Sister Novelists by Devoney Looser

Sister Novelists by Devoney Looser

Author:Devoney Looser
Language: eng
Format: epub
Publisher: Bloomsbury Publishing


CHAPTER 15

Family Misfortunes and Jane’s Scottish Chiefs (1810)

During the dramatic, painful year of 1809, while Maria dangled in the viselike grip of the Margravine of Anspach, Jane endured problems of her own. One of the things she had to contend with was the fallout from the reemergence of Percival Stockdale, her former mentor and would-be keeper.

Stockdale’s memoir, the work Jane had spent those captive months editing four years earlier, was finally published in March 1809. He gave it the long-winded title The Memoirs of the Life, and Writings of Percival Stockdale Containing Many Interesting Anecdotes of the Illustrious Men with Whom He Was Connected. Written by Himself. It was a two-volume, 943-page book, published by Longman and Rees and dedicated to Jane.

Jane wasn’t pleased. Stockdale’s book, she reported to Maria, is “most flamingly dedicated to me.”1 He had recently declared, in a private letter, that Jane was his best friend.2 But the book’s dedication didn’t have her best interests at heart. It was written by an old married man, estranged from his wife, who called attention to his strong feelings for a much younger, single woman.

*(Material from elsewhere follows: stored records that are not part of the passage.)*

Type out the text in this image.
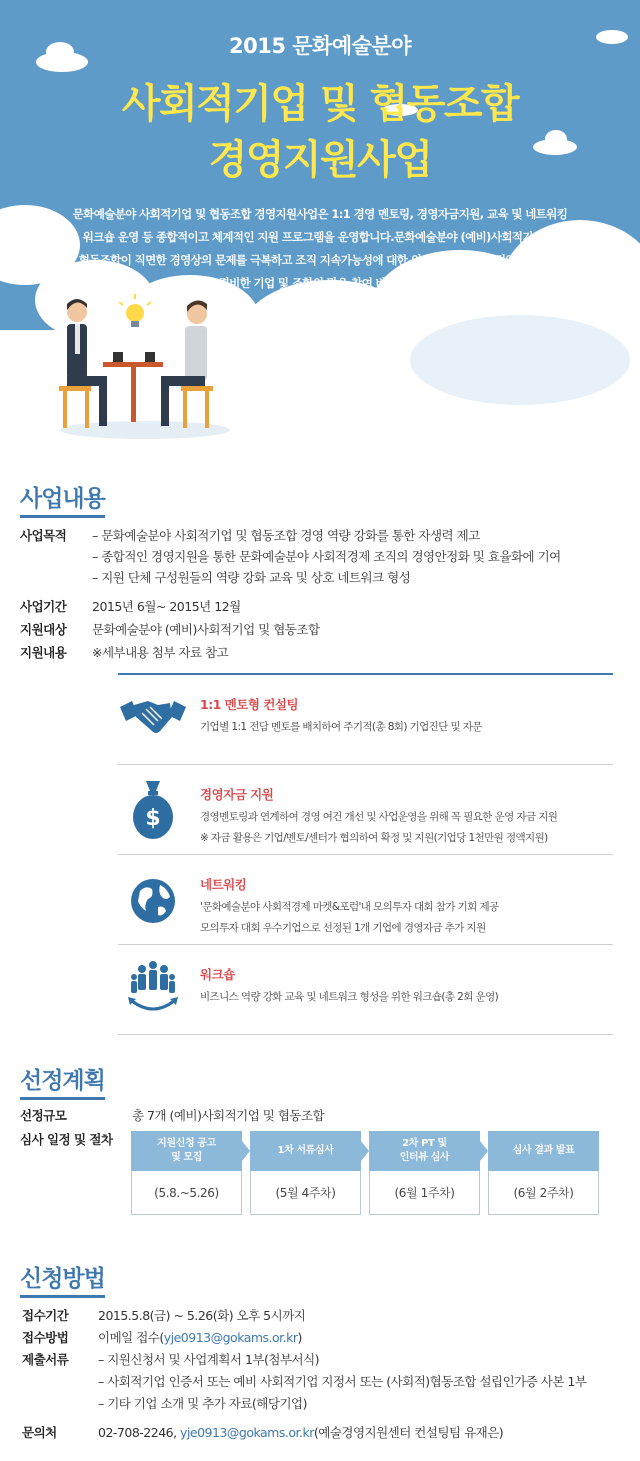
2015 문화예술분야
사회적기업 및 협동조합
경영지원사업
문화예술분야 사회적기업 및 협동조합 경영지원사업은 1:1 경영 멘토링, 경영자금지원, 교육 및 네트워킹
워크숍 운영 등 종합적이고 체계적인 지원 프로그램을 운영합니다.문화예술분야 (예비)사회적기업 및
협동조합이 직면한 경영상의 문제를 극복하고 조직 지속가능성에 대한 의지와 열정, 적극적인 실행력을
겸비한 기업 및 조합의 많은 참여 바랍니다.
사업내용
사업목적 – 문화예술분야 사회적기업 및 협동조합 경영 역량 강화를 통한 자생력 제고
– 종합적인 경영지원을 통한 문화예술분야 사회적경제 조직의 경영안정화 및 효율화에 기여
– 지원 단체 구성원들의 역량 강화 교육 및 상호 네트워크 형성
사업기간 2015년 6월~ 2015년 12월
지원대상 문화예술분야 (예비)사회적기업 및 협동조합
지원내용 ※세부내용 첨부 자료 참고
1:1 멘토형 컨설팅
기업별 1:1 전담 멘토를 배치하여 주기적(총 8회) 기업진단 및 자문
$
경영자금 지원
경영멘토링과 연계하여 경영 여건 개선 및 사업운영을 위해 꼭 필요한 운영 자금 지원
※ 자금 활용은 기업/멘토/센터가 협의하여 확정 및 지원(기업당 1천만원 정액지원)
네트워킹
'문화예술분야 사회적경제 마켓&포럼'내 모의투자 대회 참가 기회 제공
모의투자 대회 우수기업으로 선정된 1개 기업에 경영자금 추가 지원
워크숍
비즈니스 역량 강화 교육 및 네트워크 형성을 위한 워크숍(총 2회 운영)
선정계획
선정규모	총 7개 (예비)사회적기업 및 협동조합
심사 일정 및 절차	지원신청 공고
및 모집
(5.8.~5.26)
1차 서류심사
(5월 4주차)
2차 PT 및
인터뷰 심사
(6월 1주차)
심사 결과 발표
(6월 2주차)
신청방법
접수기간 2015.5.8(금) ~ 5.26(화) 오후 5시까지
접수방법 이메일 접수(yje0913@gokams.or.kr)
제출서류 – 지원신청서 및 사업계획서 1부(첨부서식)
– 사회적기업 인증서 또는 예비 사회적기업 지정서 또는 (사회적)협동조합 설립인가증 사본 1부
– 기타 기업 소개 및 추가 자료(해당기업)
문의처	02-708-2246, yje0913@gokams.or.kr(예술경영지원센터 컨설팅팀 유재은)
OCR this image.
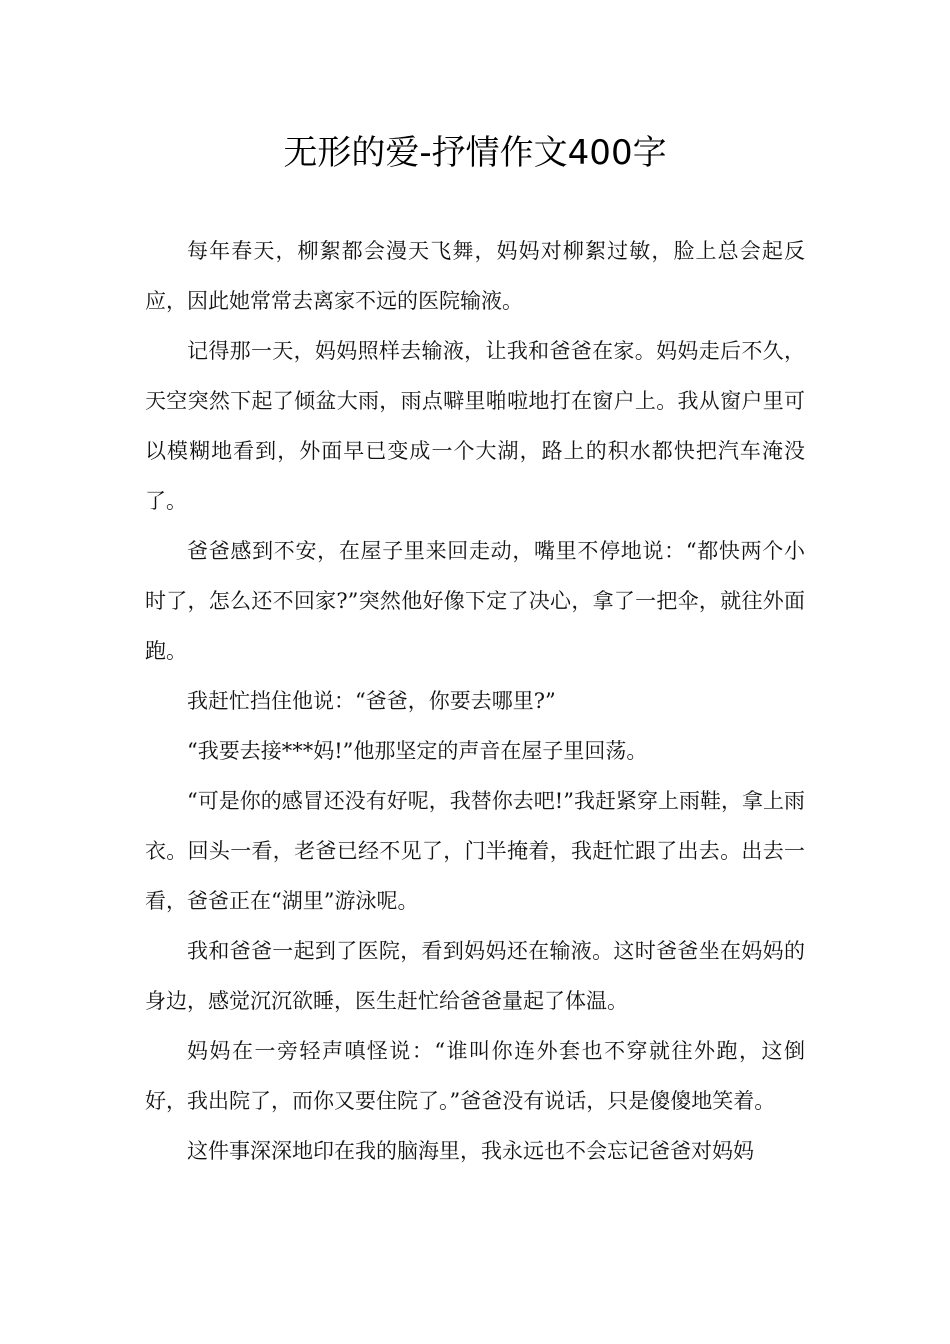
无形的爱-抒情作文400字

每年春天，柳絮都会漫天飞舞，妈妈对柳絮过敏，脸上总会起反应，因此她常常去离家不远的医院输液。

记得那一天，妈妈照样去输液，让我和爸爸在家。妈妈走后不久，天空突然下起了倾盆大雨，雨点噼里啪啦地打在窗户上。我从窗户里可以模糊地看到，外面早已变成一个大湖，路上的积水都快把汽车淹没了。

爸爸感到不安，在屋子里来回走动，嘴里不停地说：“都快两个小时了，怎么还不回家?”突然他好像下定了决心，拿了一把伞，就往外面跑。

我赶忙挡住他说：“爸爸，你要去哪里?”

“我要去接***妈!”他那坚定的声音在屋子里回荡。

“可是你的感冒还没有好呢，我替你去吧!”我赶紧穿上雨鞋，拿上雨衣。回头一看，老爸已经不见了，门半掩着，我赶忙跟了出去。出去一看，爸爸正在“湖里”游泳呢。

我和爸爸一起到了医院，看到妈妈还在输液。这时爸爸坐在妈妈的身边，感觉沉沉欲睡，医生赶忙给爸爸量起了体温。

妈妈在一旁轻声嗔怪说：“谁叫你连外套也不穿就往外跑，这倒好，我出院了，而你又要住院了。”爸爸没有说话，只是傻傻地笑着。

这件事深深地印在我的脑海里，我永远也不会忘记爸爸对妈妈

Stockdale’s four-page dedication to Jane used the language of a lover while diminishing her efforts by describing her as his “humble copier.”3 He revealed she’d once lived in his Northumberland home, which didn’t have the look of propriety. Stockdale declared that the present age couldn’t adequately understand Jane’s goodness, which was more characteristic of long-past, romantic, heroic ages than the fallen world of the present. His worship was on view for all to see. Jane didn’t admit it to herself, but Stockdale’s dedication to her wasn’t unlike what she’d done in dedicating Thaddeus of Warsaw to Sir Sidney Smith. That had also aroused gossip and prompted speculation. Thanks to Stockdale’s dedication to her, she was imagined as the paramour of a man some considered cock-brained and one of the worst poets of the present age.4

In the five years since Jane escaped Stockdale’s home in Lesbury, she’d maintained a regular correspondence yet kept him at arm’s length. They’d reconnected in person in the winter of 1809, when he traveled to London to oversee the printing of his Memoirs. Despite all Jane had endured with him, she still felt sympathy for this frail man in his early seventies who’d taught her so much.

When Stockdale’s Memoirs were published, Thaddeus of Warsaw was in its fourth British edition, and Jane was trying to write another great novel. They needed the two hundred pounds she’d be paid when she delivered her next book. While Maria was living with the Margravine, Jane was at Ditton Cottage, researching and writing her five-volume masterpiece about the legendary life of thirteenth-century Scottish hero William Wallace. Maria called Jane’s book “her Wallace.” When they composed novels, Jane and Maria fully immersed themselves in the moments, people, and worlds of their chosen settings. Jane later described their approach in an anonymous letter to the Gentleman’s Magazine. They intended for the stories to excite an interest beyond themselves.